The Legislature passed one bill this session that scrapped mandatory vehicle safety inspections, which lawmakers painted as costly and ineffective.
Less trumpeted was a provision that increases car registration fees by $1, proceeds of which would go to the Utah Highway Patrol.
Another bill aimed at upgrading outdated 911 and emergency radio equipment statewide levies a $6.72 annual fee on close to 3 million cellphone and landlines.
Billy Hesterman is vice president of the Utah Taxpayers Association, which opposes these types of price hikes.
“These are the small things that taxpayers maybe go, ‘It’s only $1 or $6, I can handle that,’" he says. "But at the same time, it adds up to be real money, at the end of the day, when you divide it out amongst all Utahns that it hits.”
Fees are typically charged to users of a specific service — think toll roads charging drivers to recoup the cost of maintaining the highway they’re on.

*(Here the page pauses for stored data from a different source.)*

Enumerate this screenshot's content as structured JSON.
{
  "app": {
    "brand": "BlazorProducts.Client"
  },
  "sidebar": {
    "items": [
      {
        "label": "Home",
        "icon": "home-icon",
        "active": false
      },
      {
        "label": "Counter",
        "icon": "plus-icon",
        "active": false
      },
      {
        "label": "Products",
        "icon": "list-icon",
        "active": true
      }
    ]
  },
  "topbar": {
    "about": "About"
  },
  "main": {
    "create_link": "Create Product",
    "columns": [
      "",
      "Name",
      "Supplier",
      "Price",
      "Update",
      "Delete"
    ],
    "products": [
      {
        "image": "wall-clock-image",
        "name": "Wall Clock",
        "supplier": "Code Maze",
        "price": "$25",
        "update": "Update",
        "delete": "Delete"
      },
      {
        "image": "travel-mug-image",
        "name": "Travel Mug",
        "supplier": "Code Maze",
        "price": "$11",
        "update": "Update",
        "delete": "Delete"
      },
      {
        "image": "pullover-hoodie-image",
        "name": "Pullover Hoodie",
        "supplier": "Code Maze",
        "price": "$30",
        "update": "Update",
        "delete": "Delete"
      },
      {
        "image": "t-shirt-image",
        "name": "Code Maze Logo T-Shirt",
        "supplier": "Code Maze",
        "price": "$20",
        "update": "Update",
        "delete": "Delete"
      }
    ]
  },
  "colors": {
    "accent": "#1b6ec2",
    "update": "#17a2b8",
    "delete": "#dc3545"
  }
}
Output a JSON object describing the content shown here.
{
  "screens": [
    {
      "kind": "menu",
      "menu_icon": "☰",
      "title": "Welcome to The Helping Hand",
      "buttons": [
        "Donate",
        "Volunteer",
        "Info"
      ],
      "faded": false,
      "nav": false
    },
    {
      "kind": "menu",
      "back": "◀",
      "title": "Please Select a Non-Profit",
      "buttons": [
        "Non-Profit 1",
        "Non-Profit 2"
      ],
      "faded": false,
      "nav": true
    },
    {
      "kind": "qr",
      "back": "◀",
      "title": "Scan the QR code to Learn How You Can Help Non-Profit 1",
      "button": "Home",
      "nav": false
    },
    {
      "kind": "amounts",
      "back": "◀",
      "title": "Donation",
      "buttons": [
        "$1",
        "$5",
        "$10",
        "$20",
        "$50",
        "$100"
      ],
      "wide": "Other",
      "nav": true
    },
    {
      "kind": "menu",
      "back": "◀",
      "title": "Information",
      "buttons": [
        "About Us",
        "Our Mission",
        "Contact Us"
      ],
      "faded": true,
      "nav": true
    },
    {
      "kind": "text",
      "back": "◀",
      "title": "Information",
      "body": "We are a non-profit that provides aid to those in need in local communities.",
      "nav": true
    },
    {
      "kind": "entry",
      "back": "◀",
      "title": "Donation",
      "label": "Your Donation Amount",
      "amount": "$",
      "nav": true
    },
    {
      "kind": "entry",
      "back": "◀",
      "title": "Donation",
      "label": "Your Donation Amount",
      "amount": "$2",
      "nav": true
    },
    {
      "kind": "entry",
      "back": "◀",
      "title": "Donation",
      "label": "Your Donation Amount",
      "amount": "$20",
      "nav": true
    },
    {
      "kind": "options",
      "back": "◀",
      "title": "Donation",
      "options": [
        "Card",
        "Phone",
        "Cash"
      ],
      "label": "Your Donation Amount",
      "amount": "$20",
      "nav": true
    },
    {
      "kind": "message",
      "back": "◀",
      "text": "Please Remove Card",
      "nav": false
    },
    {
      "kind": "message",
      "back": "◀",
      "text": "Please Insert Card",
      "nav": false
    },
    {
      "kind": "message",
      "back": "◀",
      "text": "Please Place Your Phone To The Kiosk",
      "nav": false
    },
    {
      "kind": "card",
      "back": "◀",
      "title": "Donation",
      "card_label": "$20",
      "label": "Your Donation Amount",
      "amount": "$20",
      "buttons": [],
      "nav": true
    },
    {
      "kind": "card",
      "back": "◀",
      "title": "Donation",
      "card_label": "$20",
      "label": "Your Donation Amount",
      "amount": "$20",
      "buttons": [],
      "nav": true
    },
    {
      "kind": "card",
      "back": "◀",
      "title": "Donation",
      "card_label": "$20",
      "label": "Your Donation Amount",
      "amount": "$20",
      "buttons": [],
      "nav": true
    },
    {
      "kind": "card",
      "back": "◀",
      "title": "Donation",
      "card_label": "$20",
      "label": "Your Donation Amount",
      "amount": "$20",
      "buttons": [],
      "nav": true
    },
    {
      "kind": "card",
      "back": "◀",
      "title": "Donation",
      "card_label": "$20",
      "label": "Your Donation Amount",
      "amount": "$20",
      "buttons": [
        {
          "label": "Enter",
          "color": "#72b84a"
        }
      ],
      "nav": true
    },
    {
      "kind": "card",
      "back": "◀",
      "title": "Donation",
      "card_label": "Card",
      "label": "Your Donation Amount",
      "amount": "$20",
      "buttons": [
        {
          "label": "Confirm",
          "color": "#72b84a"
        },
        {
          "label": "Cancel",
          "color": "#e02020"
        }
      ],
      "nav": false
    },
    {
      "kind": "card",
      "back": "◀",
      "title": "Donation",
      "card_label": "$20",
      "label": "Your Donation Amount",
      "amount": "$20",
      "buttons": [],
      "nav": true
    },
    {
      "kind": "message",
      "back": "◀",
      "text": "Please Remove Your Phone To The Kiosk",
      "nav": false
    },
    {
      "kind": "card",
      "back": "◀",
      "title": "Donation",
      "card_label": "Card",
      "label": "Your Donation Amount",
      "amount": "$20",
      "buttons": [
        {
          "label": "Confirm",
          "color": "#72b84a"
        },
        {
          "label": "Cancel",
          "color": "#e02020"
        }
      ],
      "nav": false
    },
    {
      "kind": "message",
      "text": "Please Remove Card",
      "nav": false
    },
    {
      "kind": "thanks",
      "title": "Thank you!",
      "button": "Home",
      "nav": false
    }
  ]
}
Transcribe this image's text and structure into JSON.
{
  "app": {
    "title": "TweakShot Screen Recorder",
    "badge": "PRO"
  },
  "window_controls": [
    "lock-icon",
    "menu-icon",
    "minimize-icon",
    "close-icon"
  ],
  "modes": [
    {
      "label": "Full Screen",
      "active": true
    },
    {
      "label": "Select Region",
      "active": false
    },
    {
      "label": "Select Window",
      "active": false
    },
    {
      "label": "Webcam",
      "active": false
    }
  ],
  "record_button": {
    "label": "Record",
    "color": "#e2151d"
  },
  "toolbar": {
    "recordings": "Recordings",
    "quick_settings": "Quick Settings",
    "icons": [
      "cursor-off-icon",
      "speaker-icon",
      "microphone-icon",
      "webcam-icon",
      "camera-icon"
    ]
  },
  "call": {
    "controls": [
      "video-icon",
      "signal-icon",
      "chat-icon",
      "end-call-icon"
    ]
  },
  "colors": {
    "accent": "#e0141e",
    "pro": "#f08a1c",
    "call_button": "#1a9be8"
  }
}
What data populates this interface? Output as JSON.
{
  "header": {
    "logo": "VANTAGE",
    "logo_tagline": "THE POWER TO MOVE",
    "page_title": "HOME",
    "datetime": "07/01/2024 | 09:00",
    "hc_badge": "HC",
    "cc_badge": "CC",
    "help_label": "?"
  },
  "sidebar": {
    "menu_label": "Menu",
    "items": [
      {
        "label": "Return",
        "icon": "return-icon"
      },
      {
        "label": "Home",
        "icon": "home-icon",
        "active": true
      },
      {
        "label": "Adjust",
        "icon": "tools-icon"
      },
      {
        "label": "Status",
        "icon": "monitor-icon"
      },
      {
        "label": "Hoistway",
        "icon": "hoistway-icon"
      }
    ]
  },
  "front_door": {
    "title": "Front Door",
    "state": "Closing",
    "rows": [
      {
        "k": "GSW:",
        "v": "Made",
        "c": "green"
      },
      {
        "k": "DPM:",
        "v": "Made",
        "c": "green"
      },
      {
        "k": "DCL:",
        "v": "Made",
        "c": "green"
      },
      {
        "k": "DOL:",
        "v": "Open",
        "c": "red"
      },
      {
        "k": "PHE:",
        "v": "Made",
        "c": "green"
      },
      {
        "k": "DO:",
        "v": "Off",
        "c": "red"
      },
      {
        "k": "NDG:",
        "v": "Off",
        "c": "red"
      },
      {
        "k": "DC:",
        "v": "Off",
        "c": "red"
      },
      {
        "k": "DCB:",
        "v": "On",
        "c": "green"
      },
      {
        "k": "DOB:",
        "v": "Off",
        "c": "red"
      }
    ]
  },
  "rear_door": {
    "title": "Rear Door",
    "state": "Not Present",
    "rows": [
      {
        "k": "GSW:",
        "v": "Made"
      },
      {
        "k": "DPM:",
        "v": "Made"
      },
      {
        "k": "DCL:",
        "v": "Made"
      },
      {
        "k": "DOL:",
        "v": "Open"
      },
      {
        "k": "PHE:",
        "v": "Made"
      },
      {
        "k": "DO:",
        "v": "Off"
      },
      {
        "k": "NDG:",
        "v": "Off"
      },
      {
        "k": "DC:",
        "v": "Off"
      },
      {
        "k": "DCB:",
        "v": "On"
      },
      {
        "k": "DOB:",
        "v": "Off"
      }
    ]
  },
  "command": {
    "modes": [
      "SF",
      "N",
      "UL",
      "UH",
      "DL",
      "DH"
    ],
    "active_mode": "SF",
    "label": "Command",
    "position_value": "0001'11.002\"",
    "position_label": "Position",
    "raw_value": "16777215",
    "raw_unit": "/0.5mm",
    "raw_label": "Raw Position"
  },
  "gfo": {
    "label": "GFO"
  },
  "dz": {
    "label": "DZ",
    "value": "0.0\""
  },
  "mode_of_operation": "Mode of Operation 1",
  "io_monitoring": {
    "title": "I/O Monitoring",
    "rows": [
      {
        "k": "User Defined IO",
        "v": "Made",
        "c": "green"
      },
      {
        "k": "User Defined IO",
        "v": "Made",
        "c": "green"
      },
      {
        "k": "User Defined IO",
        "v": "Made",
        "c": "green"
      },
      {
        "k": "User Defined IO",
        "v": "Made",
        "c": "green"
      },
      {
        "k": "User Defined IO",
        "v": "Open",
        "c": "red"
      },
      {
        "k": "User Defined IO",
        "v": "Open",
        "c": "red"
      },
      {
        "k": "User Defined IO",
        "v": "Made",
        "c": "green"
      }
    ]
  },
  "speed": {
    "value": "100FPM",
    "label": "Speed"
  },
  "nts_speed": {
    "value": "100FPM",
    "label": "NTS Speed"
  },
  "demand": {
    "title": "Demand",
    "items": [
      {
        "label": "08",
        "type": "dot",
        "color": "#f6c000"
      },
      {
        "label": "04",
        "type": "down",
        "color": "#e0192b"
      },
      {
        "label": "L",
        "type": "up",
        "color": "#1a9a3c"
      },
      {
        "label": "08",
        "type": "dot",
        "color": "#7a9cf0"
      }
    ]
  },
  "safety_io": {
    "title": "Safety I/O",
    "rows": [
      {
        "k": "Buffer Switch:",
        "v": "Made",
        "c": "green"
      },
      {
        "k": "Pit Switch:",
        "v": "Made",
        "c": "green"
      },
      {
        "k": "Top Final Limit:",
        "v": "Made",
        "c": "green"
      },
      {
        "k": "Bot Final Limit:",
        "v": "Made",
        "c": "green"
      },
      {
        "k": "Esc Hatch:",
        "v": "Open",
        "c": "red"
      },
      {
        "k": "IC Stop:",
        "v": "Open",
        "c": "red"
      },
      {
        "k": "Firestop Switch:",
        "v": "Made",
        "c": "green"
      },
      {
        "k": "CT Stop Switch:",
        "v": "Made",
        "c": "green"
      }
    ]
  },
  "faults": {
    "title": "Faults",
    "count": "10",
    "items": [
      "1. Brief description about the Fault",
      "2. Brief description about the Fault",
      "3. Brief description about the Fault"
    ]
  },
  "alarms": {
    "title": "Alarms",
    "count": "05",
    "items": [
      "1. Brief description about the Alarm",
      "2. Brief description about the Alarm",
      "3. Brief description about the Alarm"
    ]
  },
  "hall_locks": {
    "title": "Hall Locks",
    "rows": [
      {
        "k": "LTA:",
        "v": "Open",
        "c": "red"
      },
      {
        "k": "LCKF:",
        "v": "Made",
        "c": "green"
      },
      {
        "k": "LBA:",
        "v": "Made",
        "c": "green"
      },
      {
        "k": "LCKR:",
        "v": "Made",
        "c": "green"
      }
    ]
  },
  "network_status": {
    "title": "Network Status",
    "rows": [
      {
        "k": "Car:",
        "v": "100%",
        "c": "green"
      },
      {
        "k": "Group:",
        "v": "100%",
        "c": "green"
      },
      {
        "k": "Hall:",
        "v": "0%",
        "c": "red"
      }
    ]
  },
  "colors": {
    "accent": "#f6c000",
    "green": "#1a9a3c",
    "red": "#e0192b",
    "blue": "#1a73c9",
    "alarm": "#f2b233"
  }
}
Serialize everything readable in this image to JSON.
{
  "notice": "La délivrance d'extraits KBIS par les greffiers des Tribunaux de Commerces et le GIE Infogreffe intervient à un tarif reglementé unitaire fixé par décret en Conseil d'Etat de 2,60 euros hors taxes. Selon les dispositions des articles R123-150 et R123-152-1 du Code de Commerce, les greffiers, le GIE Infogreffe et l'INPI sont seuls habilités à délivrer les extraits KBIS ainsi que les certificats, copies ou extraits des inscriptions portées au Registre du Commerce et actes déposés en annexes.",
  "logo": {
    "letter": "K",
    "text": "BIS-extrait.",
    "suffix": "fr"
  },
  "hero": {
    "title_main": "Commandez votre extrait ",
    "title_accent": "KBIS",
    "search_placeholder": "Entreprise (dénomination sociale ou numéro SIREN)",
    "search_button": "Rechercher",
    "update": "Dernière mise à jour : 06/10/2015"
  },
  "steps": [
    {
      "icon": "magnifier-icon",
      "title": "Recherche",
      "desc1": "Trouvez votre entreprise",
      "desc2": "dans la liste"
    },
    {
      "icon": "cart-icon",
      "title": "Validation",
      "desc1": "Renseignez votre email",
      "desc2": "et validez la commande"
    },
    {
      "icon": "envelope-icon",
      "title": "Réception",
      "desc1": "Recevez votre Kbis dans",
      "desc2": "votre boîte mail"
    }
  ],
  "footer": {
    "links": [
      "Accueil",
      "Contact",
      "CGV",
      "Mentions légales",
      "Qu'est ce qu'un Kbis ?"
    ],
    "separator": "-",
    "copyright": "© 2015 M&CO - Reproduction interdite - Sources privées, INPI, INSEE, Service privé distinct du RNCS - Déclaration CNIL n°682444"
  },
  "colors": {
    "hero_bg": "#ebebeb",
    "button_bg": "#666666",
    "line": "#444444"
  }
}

While taxes are collected to fund general government services.
When lawmakers can’t find money in the general fund to pay for programs, fees are sometimes seen as a convenient, more politically palatable way to carve out additional revenue.
“Certainly as taxpayers, we want our elected officials to dig through these budgets and see where you can make cuts and free up some dollars so we don’t have to issue fees and don’t have to go down these creative ways to find funding,” says Hesterman.
Sometimes a tax is just a tax, though. Another bill that passed creates a new tax on hotel rooms and other short-term lodging that will rake in nearly $5 million for the state’s outdoor recreation infrastructure grants.
But before any of these go into effect, they’ll first require Gov. Herbert’s signature. The governor’s office says he plans to start signing legislation this week.